The STAR robot has performed operations on soft tissue with greater precision than a human surgeon – and entirely autonomously. An innovative tracking system allows it to compensate for any movements during the operation, such as in the muscle itself.

The use of robotic systems in operations is no longer something new; the da Vinci Surgical System has been used in hospitals around the world for several years already, to name just one example. Until now, however, the machines have still been controlled by doctors, making the systems in use little more than remote-controlled tools. Yet now there is a robot which can perform operations autonomously – that is to say, it does not require any input from doctors. The “Smart Tissue Autonomous Robot” (STAR) developed by researchers at the Children’s National Health System in the USA is even able to operate with greater precision than a human surgeon. While the robot needed more time to fulfil the task than its human counterpart, the results were extremely impressive. Surgeons and scientists from the Sheikh Zayed Institute in Washington demonstrated the robot’s capabilities during operations on dead pig tissue and living animals. STAR planned and implemented the suture autonomously under the watchful eye of a doctor.

Improving the quality of operations

STAR was specifically developed to operate on soft tissue such as muscles, tendons, ligaments, nerves, blood vessels and connective tissue. Around 44.5 million surgical procedures are currently carried out on soft tissue every year in the USA. “Our results demonstrate the potential for autonomous robots to improve the efficacy, consistency, functional outcome and accessibility of surgical techniques,” says Dr Peter C. Kim, Vice President and Associate Surgeon-in-Chief, Sheikh Zayed Institute for Pediatric Surgical Innovation. “The intent of this demonstration is not to replace surgeons, but to expand human capacity and capability through enhanced vision, dexterity and complementary machine intelligence for improved surgical outcomes.”
Previously, operations on soft tissue were entirely manual activities and were not able to be supported by robots. The main reason for this is that operations on soft tissue constantly entail unpredictable, elastic and plastic changes which require continuous adaptations on the part of the surgeons.

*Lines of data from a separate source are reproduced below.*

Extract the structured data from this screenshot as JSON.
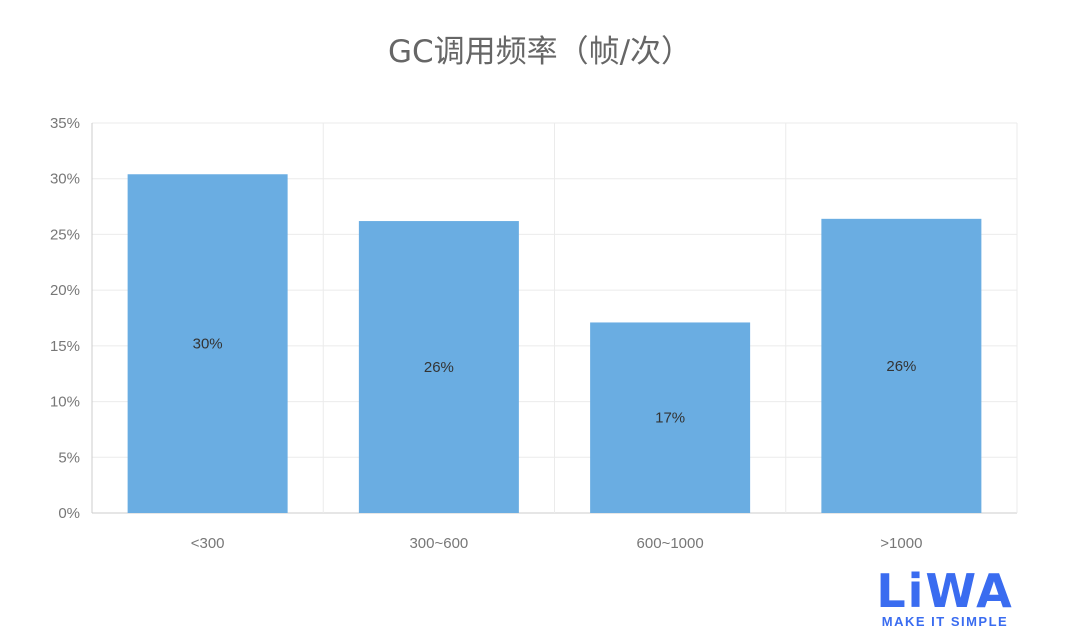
{
  "chart_data": {
    "type": "bar",
    "title": "GC调用频率（帧/次）",
    "categories": [
      "<300",
      "300~600",
      "600~1000",
      ">1000"
    ],
    "values": [
      30.4,
      26.2,
      17.1,
      26.4
    ],
    "data_labels": [
      "30%",
      "26%",
      "17%",
      "26%"
    ],
    "xlabel": "",
    "ylabel": "",
    "ylim": [
      0,
      35
    ],
    "yticks": [
      "0%",
      "5%",
      "10%",
      "15%",
      "20%",
      "25%",
      "30%",
      "35%"
    ],
    "grid": true,
    "bar_color": "#6aade2"
  },
  "logo": {
    "text": "LiWA",
    "tagline": "MAKE IT SIMPLE",
    "color": "#3a6cf0"
  }
}
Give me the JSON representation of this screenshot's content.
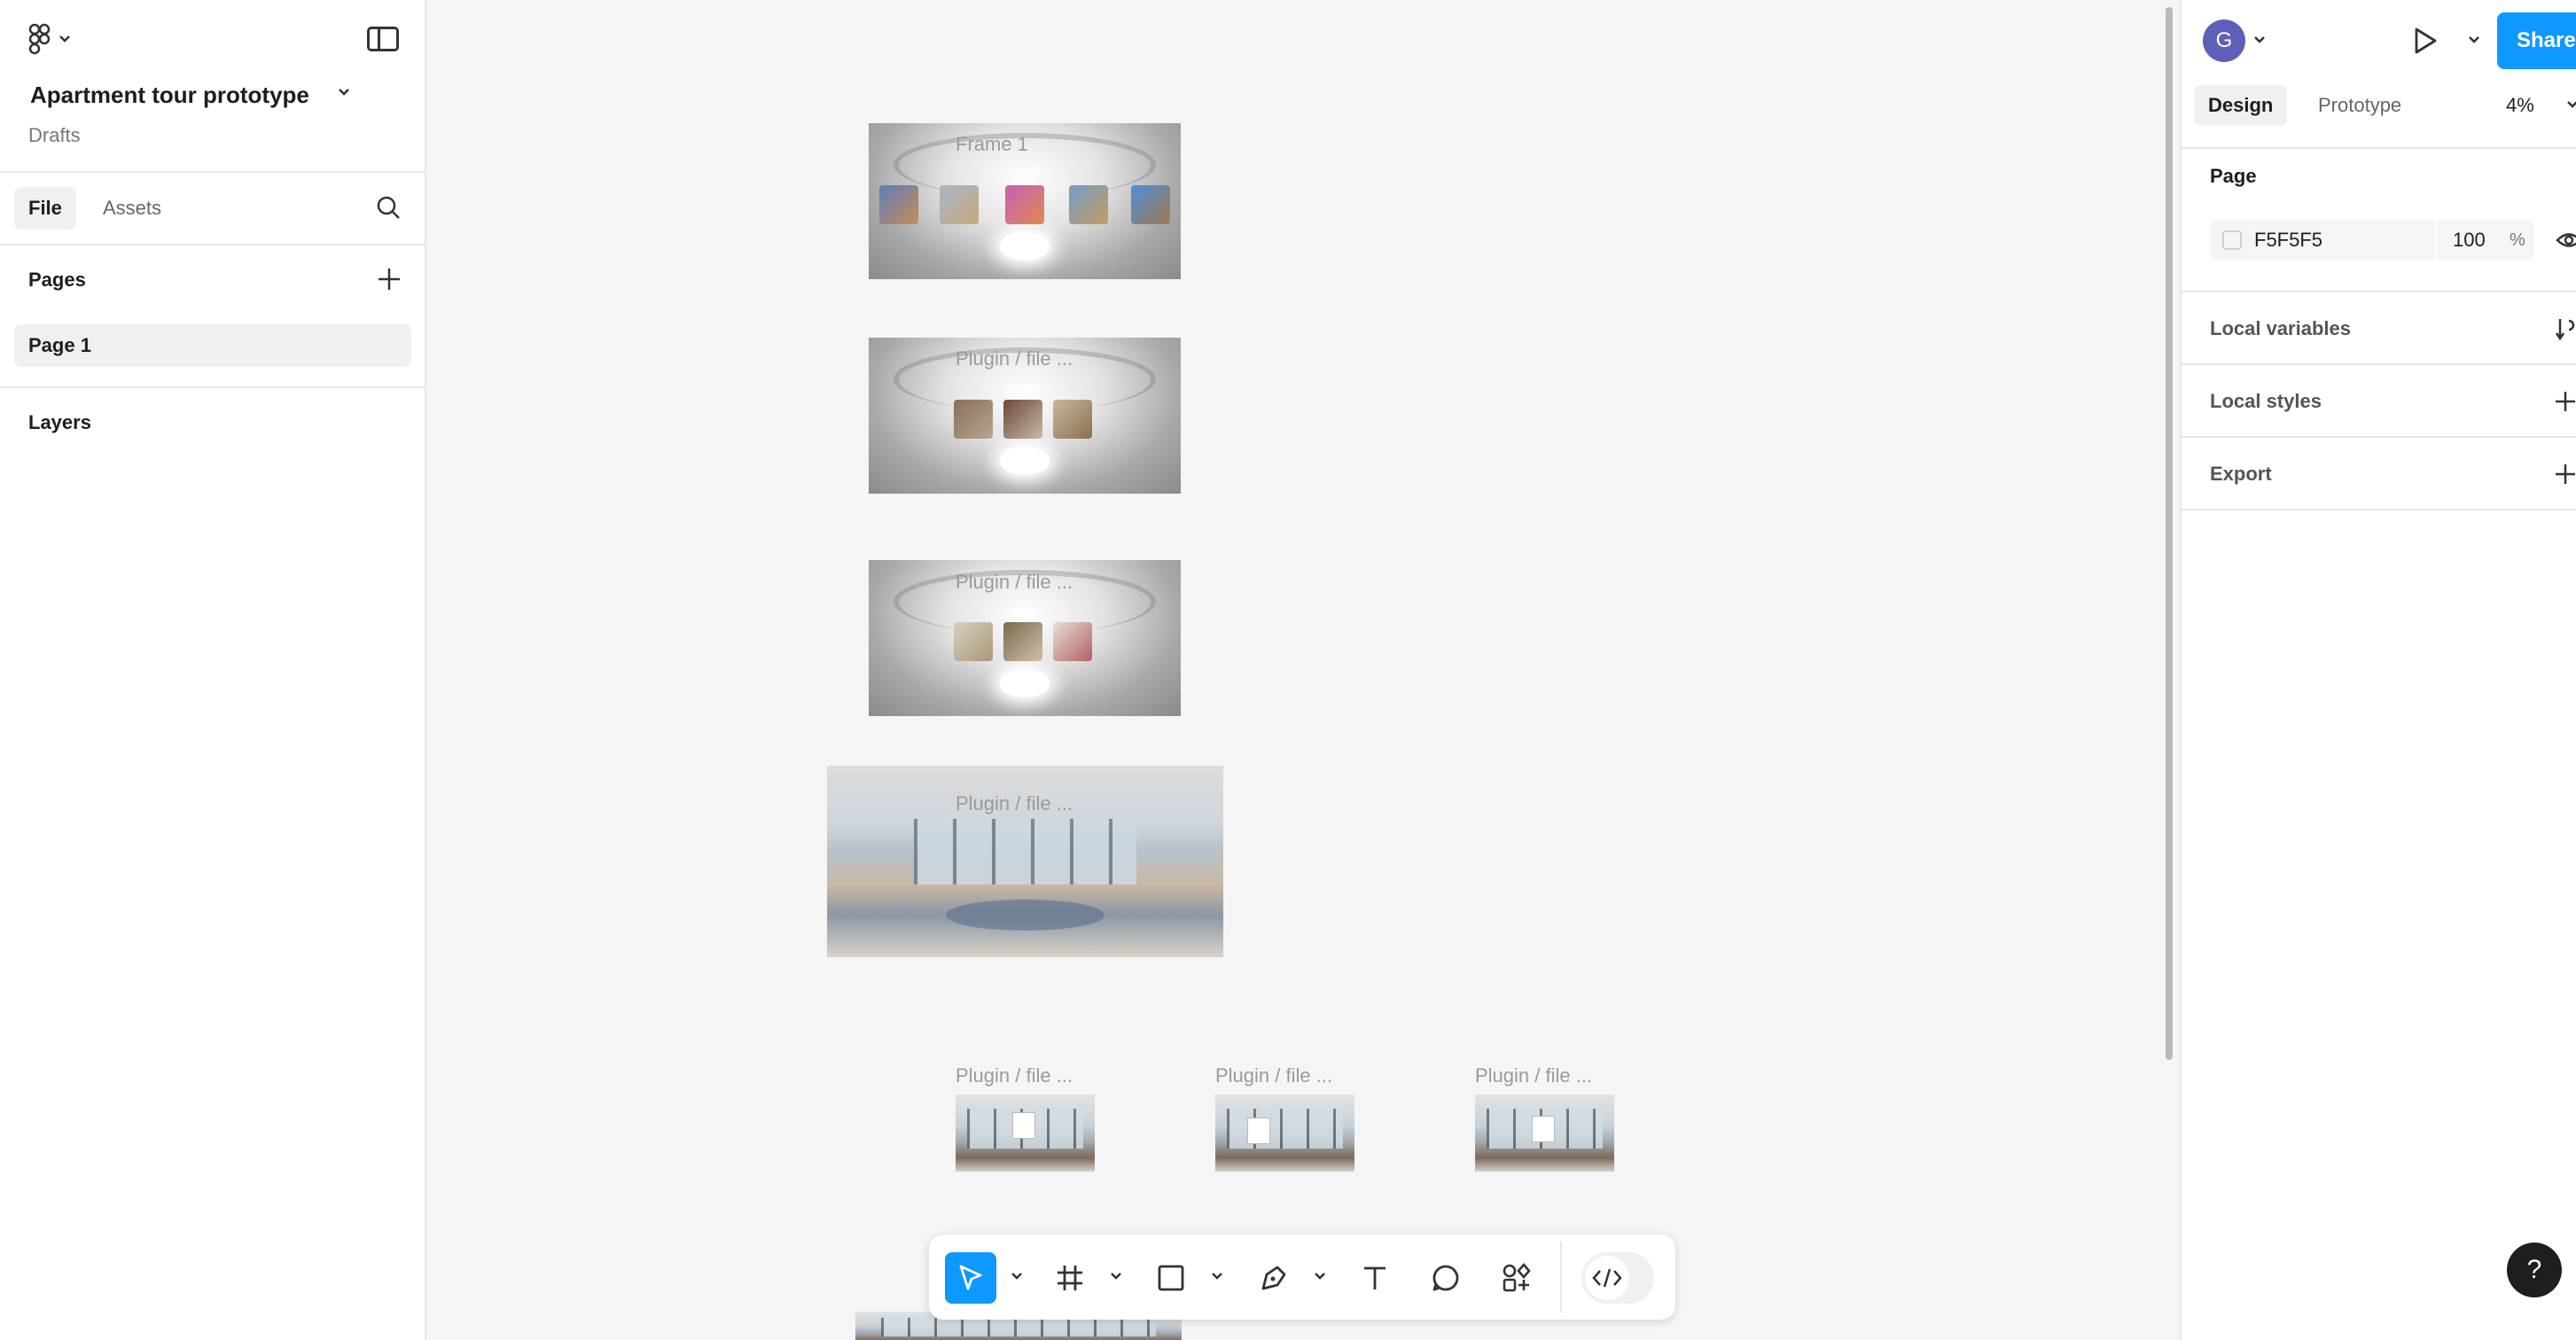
{
  "left_panel": {
    "project_title": "Apartment tour prototype",
    "project_location": "Drafts",
    "tabs": {
      "file": "File",
      "assets": "Assets"
    },
    "pages_header": "Pages",
    "pages": [
      "Page 1"
    ],
    "layers_header": "Layers"
  },
  "canvas": {
    "frames": [
      {
        "label": "Frame 1"
      },
      {
        "label": "Plugin / file ..."
      },
      {
        "label": "Plugin / file ..."
      },
      {
        "label": "Plugin / file ..."
      },
      {
        "label": "Plugin / file ..."
      },
      {
        "label": "Plugin / file ..."
      },
      {
        "label": "Plugin / file ..."
      }
    ],
    "background_color": "#F5F5F5"
  },
  "toolbar": {
    "tools": [
      "move-tool",
      "frame-tool",
      "shape-tool",
      "pen-tool",
      "text-tool",
      "comment-tool",
      "actions-tool",
      "dev-mode-toggle"
    ],
    "active_tool": "move-tool",
    "accent": "#0D99FF"
  },
  "right_panel": {
    "avatar_initial": "G",
    "share_label": "Share",
    "tabs": {
      "design": "Design",
      "prototype": "Prototype"
    },
    "zoom": "4%",
    "page_header": "Page",
    "background": {
      "hex": "F5F5F5",
      "opacity": "100",
      "percent_sign": "%"
    },
    "sections": [
      "Local variables",
      "Local styles",
      "Export"
    ]
  },
  "help_label": "?"
}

The system adapts in real time

STAR solves this problem with the help of a tracking system that combines near-infrared fluorescence markers and 3D light-field cameras. Plenoptic cameras also record the direction of incident light rays alongside the usual two image dimensions. This additional dimension affords plenoptic images extra information about the picture depth. Using this system, it is possible to precisely detect any movements and changes in the tissue in the course of the surgical procedure. The tracking system is combined with a smart algorithm which guides and controls the procedure, all the while performing real-time adaptations to changes in the tissue. What’s more, STAR is equipped with pressure-­sensitive sensors, sub-millimetre positioning and powered surgical tools. Its robotic arm features a lightweight construction that permits movements with eight degrees of freedom.
Now that the robot has proven its efficacy, Dr Kim says that the next step is to reduce the size of the surgical tools further and improve the sensors in order to expand the range of application for the STAR system. He anticipates that the system – or certain aspects of the technology – could be ready for use in hospitals within two years.